Dependencies are taken care of by pip.
```
python/3.11.5
joblib==1.2.0
numpy==1.26.4
pandas==2.2.1
torch==2.3.0
scipy==1.13.1
scikit-learn==1.3.0
transformers==4.43.1
sentencepiece==0.2.0
```


### Installation

First create a virtual environment in python 3.11.5. For example:
```
conda create -n sublyme_env python=3.11.5
conda activate sublyme_env
```


**From pypi**:
```
pip install sublyme
```

Usage
```
sublyme test/input.faa -t 4
```


**From source**:
```
git clone https://github.com/Rousseau-Team/sublyme.git
cd sublyme
pip install -e requirements.txt
```

ex. `python3 src/sublyme/sublyme.py test/input.faa -t 4 --models_folder src/sublyme/models`


### Usage details
A fasta file of protein sequences or a csv file of protein embeddings can be used as input.
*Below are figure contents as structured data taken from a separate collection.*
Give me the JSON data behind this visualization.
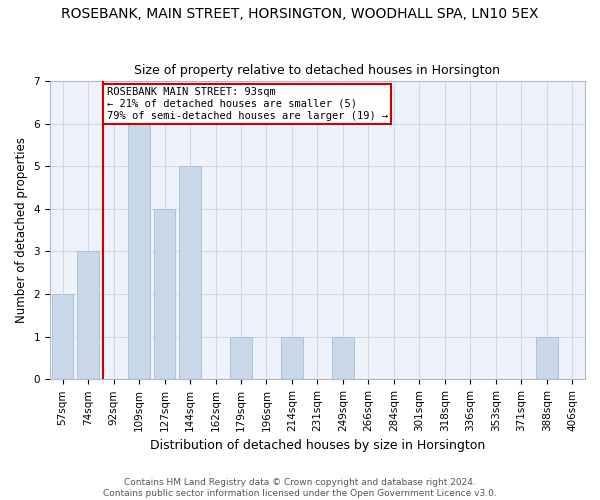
{
  "title": "ROSEBANK, MAIN STREET, HORSINGTON, WOODHALL SPA, LN10 5EX",
  "subtitle": "Size of property relative to detached houses in Horsington",
  "xlabel": "Distribution of detached houses by size in Horsington",
  "ylabel": "Number of detached properties",
  "categories": [
    "57sqm",
    "74sqm",
    "92sqm",
    "109sqm",
    "127sqm",
    "144sqm",
    "162sqm",
    "179sqm",
    "196sqm",
    "214sqm",
    "231sqm",
    "249sqm",
    "266sqm",
    "284sqm",
    "301sqm",
    "318sqm",
    "336sqm",
    "353sqm",
    "371sqm",
    "388sqm",
    "406sqm"
  ],
  "values": [
    2,
    3,
    0,
    6,
    4,
    5,
    0,
    1,
    0,
    1,
    0,
    1,
    0,
    0,
    0,
    0,
    0,
    0,
    0,
    1,
    0
  ],
  "bar_color": "#c8d8e8",
  "bar_edge_color": "#a0b8d0",
  "subject_line_index": 2,
  "subject_line_color": "#cc0000",
  "annotation_text": "ROSEBANK MAIN STREET: 93sqm\n← 21% of detached houses are smaller (5)\n79% of semi-detached houses are larger (19) →",
  "annotation_box_color": "#cc0000",
  "ylim": [
    0,
    7
  ],
  "yticks": [
    0,
    1,
    2,
    3,
    4,
    5,
    6,
    7
  ],
  "grid_color": "#d0d8e8",
  "background_color": "#eef2fa",
  "footer_line1": "Contains HM Land Registry data © Crown copyright and database right 2024.",
  "footer_line2": "Contains public sector information licensed under the Open Government Licence v3.0.",
  "title_fontsize": 10,
  "subtitle_fontsize": 9,
  "xlabel_fontsize": 9,
  "ylabel_fontsize": 8.5,
  "tick_fontsize": 7.5,
  "footer_fontsize": 6.5
}
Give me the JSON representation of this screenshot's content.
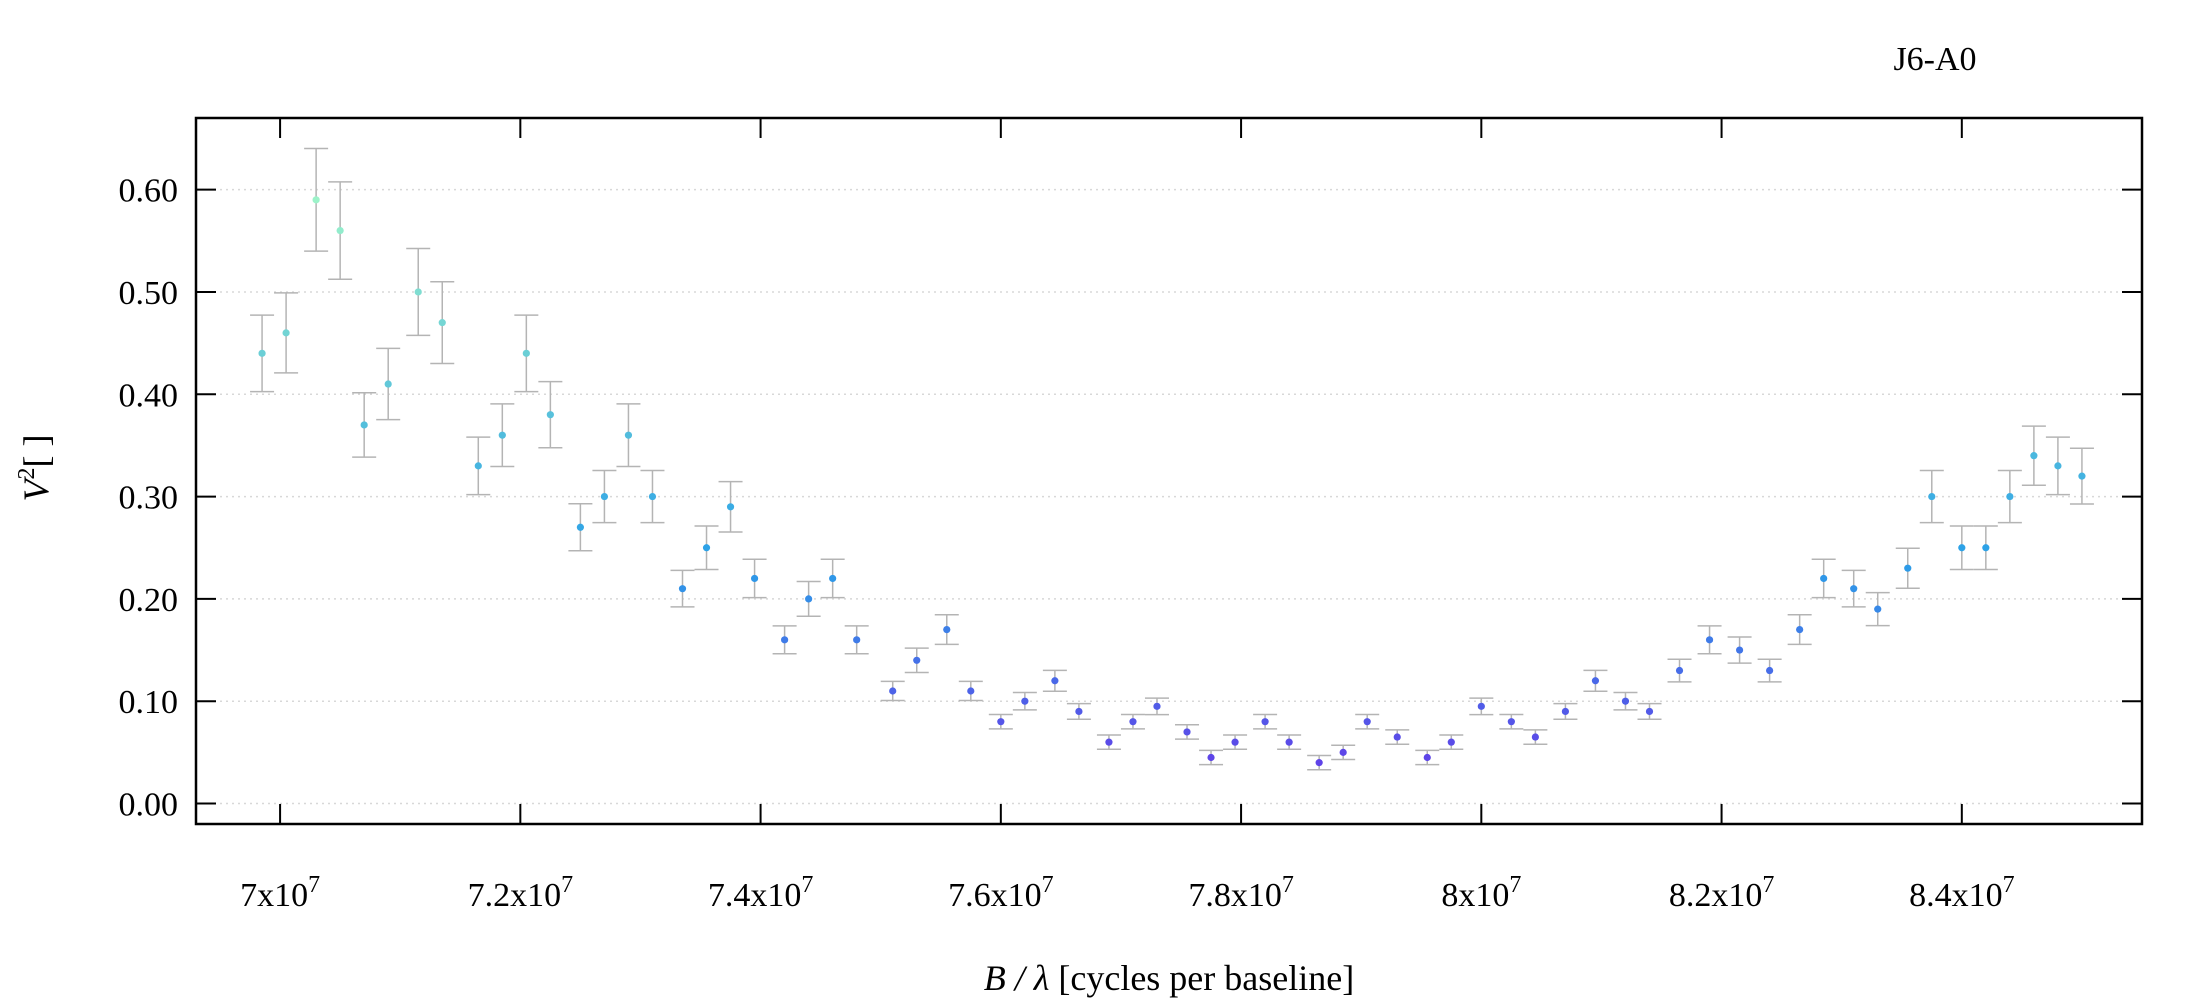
{
  "chart_data": {
    "type": "scatter",
    "title": "J6-A0",
    "xlabel": {
      "var": "B / λ",
      "rest": "[cycles per baseline]"
    },
    "ylabel": {
      "var": "V",
      "sup": "2",
      "rest": "[ ]"
    },
    "xlim": [
      69300000,
      85500000
    ],
    "ylim": [
      -0.02,
      0.67
    ],
    "x_ticks": [
      70000000,
      72000000,
      74000000,
      76000000,
      78000000,
      80000000,
      82000000,
      84000000
    ],
    "x_tick_labels": [
      {
        "base": "7x10",
        "exp": "7"
      },
      {
        "base": "7.2x10",
        "exp": "7"
      },
      {
        "base": "7.4x10",
        "exp": "7"
      },
      {
        "base": "7.6x10",
        "exp": "7"
      },
      {
        "base": "7.8x10",
        "exp": "7"
      },
      {
        "base": "8x10",
        "exp": "7"
      },
      {
        "base": "8.2x10",
        "exp": "7"
      },
      {
        "base": "8.4x10",
        "exp": "7"
      }
    ],
    "y_ticks": [
      0.0,
      0.1,
      0.2,
      0.3,
      0.4,
      0.5,
      0.6
    ],
    "y_tick_labels": [
      "0.00",
      "0.10",
      "0.20",
      "0.30",
      "0.40",
      "0.50",
      "0.60"
    ],
    "grid": "horizontal dotted",
    "legend": "none",
    "colors": {
      "errorbar": "#b4b4b4",
      "grid": "#d8d8d8",
      "high": "#9ff5c8",
      "mid": "#2aa0e8",
      "low": "#6a30e8"
    },
    "series": [
      {
        "x": [
          69850000,
          70050000,
          70300000,
          70500000,
          70700000,
          70900000,
          71150000,
          71350000,
          71650000,
          71850000,
          72050000,
          72250000,
          72500000,
          72700000,
          72900000,
          73100000,
          73350000,
          73550000,
          73750000,
          73950000,
          74200000,
          74400000,
          74600000,
          74800000,
          75100000,
          75300000,
          75550000,
          75750000,
          76000000,
          76200000,
          76450000,
          76650000,
          76900000,
          77100000,
          77300000,
          77550000,
          77750000,
          77950000,
          78200000,
          78400000,
          78650000,
          78850000,
          79050000,
          79300000,
          79550000,
          79750000,
          80000000,
          80250000,
          80450000,
          80700000,
          80950000,
          81200000,
          81400000,
          81650000,
          81900000,
          82150000,
          82400000,
          82650000,
          82850000,
          83100000,
          83300000,
          83550000,
          83750000,
          84000000,
          84200000,
          84400000,
          84600000,
          84800000,
          85000000
        ],
        "y": [
          0.44,
          0.46,
          0.59,
          0.56,
          0.37,
          0.41,
          0.5,
          0.47,
          0.33,
          0.36,
          0.44,
          0.38,
          0.27,
          0.3,
          0.36,
          0.3,
          0.21,
          0.25,
          0.29,
          0.22,
          0.16,
          0.2,
          0.22,
          0.16,
          0.11,
          0.14,
          0.17,
          0.11,
          0.08,
          0.1,
          0.12,
          0.09,
          0.06,
          0.08,
          0.095,
          0.07,
          0.045,
          0.06,
          0.08,
          0.06,
          0.04,
          0.05,
          0.08,
          0.065,
          0.045,
          0.06,
          0.095,
          0.08,
          0.065,
          0.09,
          0.12,
          0.1,
          0.09,
          0.13,
          0.16,
          0.15,
          0.13,
          0.17,
          0.22,
          0.21,
          0.19,
          0.23,
          0.3,
          0.25,
          0.25,
          0.3,
          0.34,
          0.33,
          0.32
        ]
      }
    ]
  }
}
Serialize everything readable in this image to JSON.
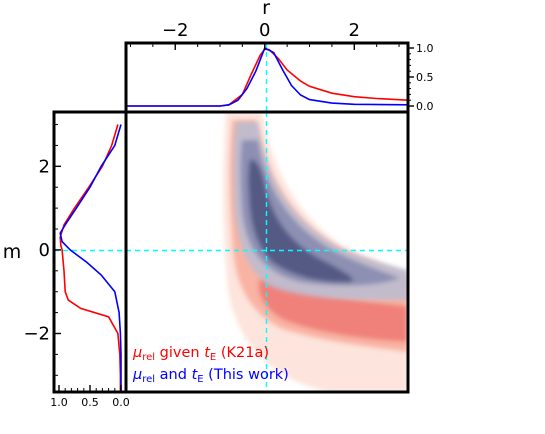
{
  "chart_data": {
    "type": "contour",
    "x_label": "r",
    "y_label": "m",
    "x_ticks": [
      -2,
      0,
      2
    ],
    "y_ticks": [
      -2,
      0,
      2
    ],
    "x_lim": [
      -3.1,
      3.2
    ],
    "y_lim": [
      -3.4,
      3.3
    ],
    "reference_lines": {
      "x": 0,
      "y": 0
    },
    "top_panel": {
      "y_ticks": [
        "0.0",
        "0.5",
        "1.0"
      ],
      "series": [
        {
          "name": "K21a",
          "color": "#ff0000",
          "x": [
            -3.1,
            -1.5,
            -1.0,
            -0.8,
            -0.5,
            -0.3,
            -0.1,
            0.0,
            0.1,
            0.3,
            0.5,
            0.8,
            1.0,
            1.5,
            2.0,
            2.5,
            3.2
          ],
          "y": [
            0.0,
            0.0,
            0.0,
            0.02,
            0.2,
            0.55,
            0.88,
            0.98,
            0.97,
            0.82,
            0.62,
            0.43,
            0.34,
            0.22,
            0.16,
            0.13,
            0.1
          ]
        },
        {
          "name": "This work",
          "color": "#0000ff",
          "x": [
            -3.1,
            -1.5,
            -1.0,
            -0.8,
            -0.6,
            -0.4,
            -0.2,
            0.0,
            0.2,
            0.4,
            0.6,
            0.8,
            1.0,
            1.5,
            2.0,
            3.2
          ],
          "y": [
            0.0,
            0.0,
            0.0,
            0.02,
            0.1,
            0.3,
            0.6,
            1.0,
            0.92,
            0.62,
            0.35,
            0.19,
            0.11,
            0.05,
            0.03,
            0.02
          ]
        }
      ]
    },
    "left_panel": {
      "x_ticks": [
        "1.0",
        "0.5",
        "0.0"
      ],
      "series": [
        {
          "name": "K21a",
          "color": "#ff0000",
          "m": [
            3.0,
            2.5,
            2.0,
            1.5,
            1.0,
            0.6,
            0.3,
            0.1,
            0.0,
            -0.5,
            -1.0,
            -1.2,
            -1.4,
            -1.6,
            -2.0,
            -2.5,
            -3.0,
            -3.4
          ],
          "density": [
            0.05,
            0.15,
            0.3,
            0.52,
            0.75,
            0.92,
            0.98,
            0.97,
            0.95,
            0.92,
            0.9,
            0.85,
            0.65,
            0.2,
            0.05,
            0.02,
            0.01,
            0.01
          ]
        },
        {
          "name": "This work",
          "color": "#0000ff",
          "m": [
            3.0,
            2.5,
            2.0,
            1.5,
            1.0,
            0.6,
            0.4,
            0.2,
            0.0,
            -0.3,
            -0.6,
            -1.0,
            -1.5,
            -2.0,
            -2.5,
            -3.0,
            -3.4
          ],
          "density": [
            0.0,
            0.1,
            0.32,
            0.5,
            0.72,
            0.9,
            0.98,
            0.95,
            0.82,
            0.55,
            0.32,
            0.1,
            0.03,
            0.01,
            0.0,
            0.0,
            0.0
          ]
        }
      ]
    },
    "legend": [
      {
        "prefix": "μ",
        "sub": "rel",
        "middle": " given ",
        "var": "t",
        "var_sub": "E",
        "suffix": " (K21a)",
        "color": "#ff0000"
      },
      {
        "prefix": "μ",
        "sub": "rel",
        "middle": " and ",
        "var": "t",
        "var_sub": "E",
        "suffix": " (This work)",
        "color": "#0000ff"
      }
    ]
  }
}
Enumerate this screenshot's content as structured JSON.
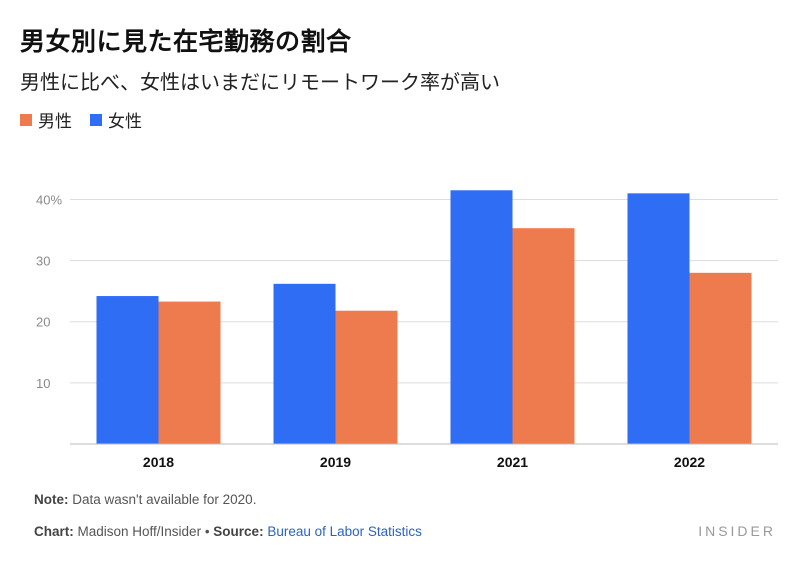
{
  "colors": {
    "male": "#ee7b4e",
    "female": "#2f6df5",
    "grid": "#dddddd",
    "axis": "#bbbbbb"
  },
  "chart_data": {
    "type": "bar",
    "title": "男女別に見た在宅勤務の割合",
    "subtitle": "男性に比べ、女性はいまだにリモートワーク率が高い",
    "categories": [
      "2018",
      "2019",
      "2021",
      "2022"
    ],
    "series": [
      {
        "key": "female",
        "name": "女性",
        "values": [
          24.2,
          26.2,
          41.5,
          41.0
        ]
      },
      {
        "key": "male",
        "name": "男性",
        "values": [
          23.3,
          21.8,
          35.3,
          28.0
        ]
      }
    ],
    "legend_order": [
      "male",
      "female"
    ],
    "yticks": [
      {
        "value": 10,
        "label": "10"
      },
      {
        "value": 20,
        "label": "20"
      },
      {
        "value": 30,
        "label": "30"
      },
      {
        "value": 40,
        "label": "40%"
      }
    ],
    "ylim": [
      0,
      44
    ],
    "xlabel": "",
    "ylabel": "",
    "grid": true,
    "legend_position": "top-left"
  },
  "footer": {
    "note_label": "Note:",
    "note_text": " Data wasn't available for 2020.",
    "chart_label": "Chart:",
    "chart_text": " Madison Hoff/Insider • ",
    "source_label": "Source:",
    "source_link": " Bureau of Labor Statistics",
    "brand": "INSIDER"
  }
}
Specifying the option --only_embeddings will only compute embeddings. This step is much faster with a GPU.
The embeddings file can then be reinputted using the same command (without --only_embeddings) and specifying the new file as input file.

Options:
- **input_file**:           Path to input file containing protein sequences (.fa*) or protein embeddings (.csv) that you wish to annotate.
- **--threads** (-t):       Number of threads (default 1).
- **--output_folder** (-o): Path to the output folder. Default folder is ./outputs/.
- **--models_folder** (-m): Path to folder containing pretrained models (lysin_miner.pkl, val_endo_clf.pkl). Default is src/sublyme/models.
- **--only_embeddings**:    Whether to only calculate embeddings (no lysin prediction).

### Output format
The output consists of a csv file with a column for the final prediction and one column each for probabilities associated to lysins, endolysins and VALs. 

Ex.
|            pred           |lysin|endolysin|VAL |
|---------------------------|-----|---------|----|
|      lysin\|endolysin     |0.98 |0.95     |0.05|
|             Na            |0.01 |Na       |Na  |

Note that the endolysin/VAL classifier is one multiclass classifier, implying that their probabilities will always add up to one and that the classifier will always assign one of these to be true.

Also, the endolysin/VAL classifier is only applied to proteins first predicted as being lysins (lysin proba >0.5).